I don’t quite know what it was about this man on the corner. He clutched his sign, stood on the cement while the horde sat in its car at the stoplight and then passed him rushing to somewhere on a beautiful afternoon. Tall, proud to be a part of all of us, humble; he watched, not with accusations nor pleading nor indignation, but with humility and concern. This man watched us all with quiet intensity.

I hopped off the bike and crossed in front of the traffic that was stopped at the light. On the way to the other side I grabbed at what was in my jersey pocket and held it toward him, suddenly aware of how paltry it was. I looked at my out-held hand. There I was with my “old” bicycle, with a home in a safe neighborhood, a dependable car, a job.

I had $3.

My feet slowed and I couldn’t look at him, unsure of what to say. Words couldn’t come. What I offered him amounted to nothing.

He received me with grace and warmth, with a genuine smile and warm words of thanks. He blessed me; he God-blessed me and thanked me, and he wished me to have a wonderful day.

I was unworthy of his grace.

May he do whatever he wants with it! The poor will be judged on the use they have made of their alms, and you will be judged on the very alms that you could have given but haven't.
-- St. John Vianney (more thoughts...)

- humbled old bag

7 comments:

Ptelea said...

You may have only given him $3 but you also gave him some respect because you recognized and acknowledged his basic human dignity. That may have been worth more than the cash.

[rhymes with kerouac] said...

"I was unworthy of his grace."

It's amazing how we are given so much more than what we give, isn't it?

the old bag said...

It was an overwhelming experience...one that will be with me always.

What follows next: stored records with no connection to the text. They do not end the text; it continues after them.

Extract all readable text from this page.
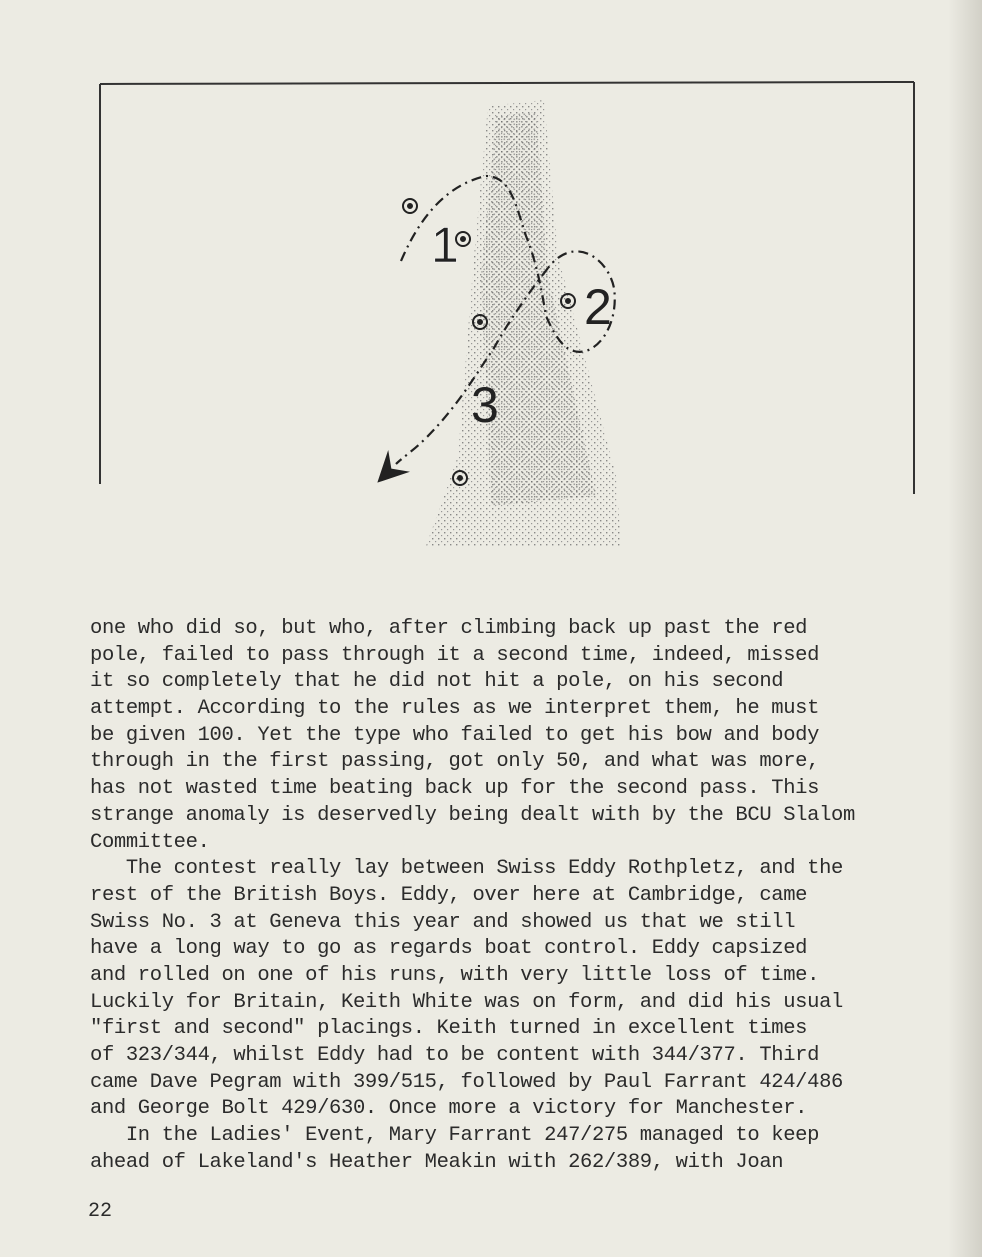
1
2
3
one who did so, but who, after climbing back up past the red
pole, failed to pass through it a second time, indeed, missed
it so completely that he did not hit a pole, on his second
attempt. According to the rules as we interpret them, he must
be given 100. Yet the type who failed to get his bow and body
through in the first passing, got only 50, and what was more,
has not wasted time beating back up for the second pass. This
strange anomaly is deservedly being dealt with by the BCU Slalom
Committee.
The contest really lay between Swiss Eddy Rothpletz, and the
rest of the British Boys. Eddy, over here at Cambridge, came
Swiss No. 3 at Geneva this year and showed us that we still
have a long way to go as regards boat control. Eddy capsized
and rolled on one of his runs, with very little loss of time.
Luckily for Britain, Keith White was on form, and did his usual
"first and second" placings. Keith turned in excellent times
of 323/344, whilst Eddy had to be content with 344/377. Third
came Dave Pegram with 399/515, followed by Paul Farrant 424/486
and George Bolt 429/630. Once more a victory for Manchester.
In the Ladies' Event, Mary Farrant 247/275 managed to keep
ahead of Lakeland's Heather Meakin with 262/389, with Joan
22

Thanks to both of you for stopping by.

- TOB

Trée said...

Beautiful and thought provoking post. I agree with ptelea. I would imagine he experiences a sense of being invisible in that most people refuse to make eye contact of even acknowledge his existence. You did both and then you shared the experience with us to broaden all our hearts in this holiday season. Thanks for posting.

the old bag said...

Thanks for stopping by, Trée.

I truly was on the receiving end.

- TOB

Dan Cleary said...

Beautiful. Benediction. You made my day with that story. Happy Holidays.

the old bag said...

Thanks Dan. Happy Holidays to you as well!